Oil interests would be severely threatened if, following another Gulf War, Islamists rose up and created an Iranian style Islamic Government.

The USA is urgently looking for new oil suppliers as an alternative. Discussions have been held with Russia and Canada, and, despite the anguished cry of environmentalists, is also looking to drill in the arctic wildernesses of Alaska.

Oil is far too sensitve an issue in the Gulf. Whoever controls it can wield inordinate influence across the world. Former CIA boss Woolsey famously stated, "we have to take the weapon of oil away from the Arabs!"

But what consequences a path of war? Will we be faced once again with traffic jams, price hikes for heating and gasoline, and, ultimately, a recession?

JOHANNES BENIGNI: It will depend on how the war evolves, whether the war will get out of control, whether other countries will be involved. Whether you have the impression that this is a conflict locally restricted to Iraq and that
prices will fall quickly or whether there are other areas of conflict like Venezuela, for instance. If there are no other areas of conflict like Venezuela, for example, the oil price is not expected to rise extremely. In the beginning, due to the high unstableness, the price will come down very
quickly. However, if there is a widespread crises, hence not enough oil surplus, the oil price may remain at a higher level for some time. The price may be 40 US Dollars but it could be any price.

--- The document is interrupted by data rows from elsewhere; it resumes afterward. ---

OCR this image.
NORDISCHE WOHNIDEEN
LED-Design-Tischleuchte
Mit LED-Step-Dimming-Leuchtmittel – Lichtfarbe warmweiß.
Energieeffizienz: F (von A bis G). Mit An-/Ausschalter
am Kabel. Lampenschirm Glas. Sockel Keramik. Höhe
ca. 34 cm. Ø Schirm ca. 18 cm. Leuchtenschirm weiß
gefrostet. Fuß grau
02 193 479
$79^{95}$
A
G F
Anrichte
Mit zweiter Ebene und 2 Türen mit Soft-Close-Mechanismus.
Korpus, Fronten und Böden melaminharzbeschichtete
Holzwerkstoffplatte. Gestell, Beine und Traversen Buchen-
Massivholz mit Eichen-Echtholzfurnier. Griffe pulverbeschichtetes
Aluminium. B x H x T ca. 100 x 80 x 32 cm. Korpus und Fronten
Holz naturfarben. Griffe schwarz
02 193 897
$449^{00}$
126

However, on the basis of the basic facts we may assume that it is not justifiable that our prices
will remain very high for a very long time.

A lot hangs on inscrutable dictator Saddam Hussein. Will he make true his threats and defend to the gates of Baghdad? More worrying, will he use the chemical weapons Washington is so convinced he has piled up?

Will the sun once again shine like the moon?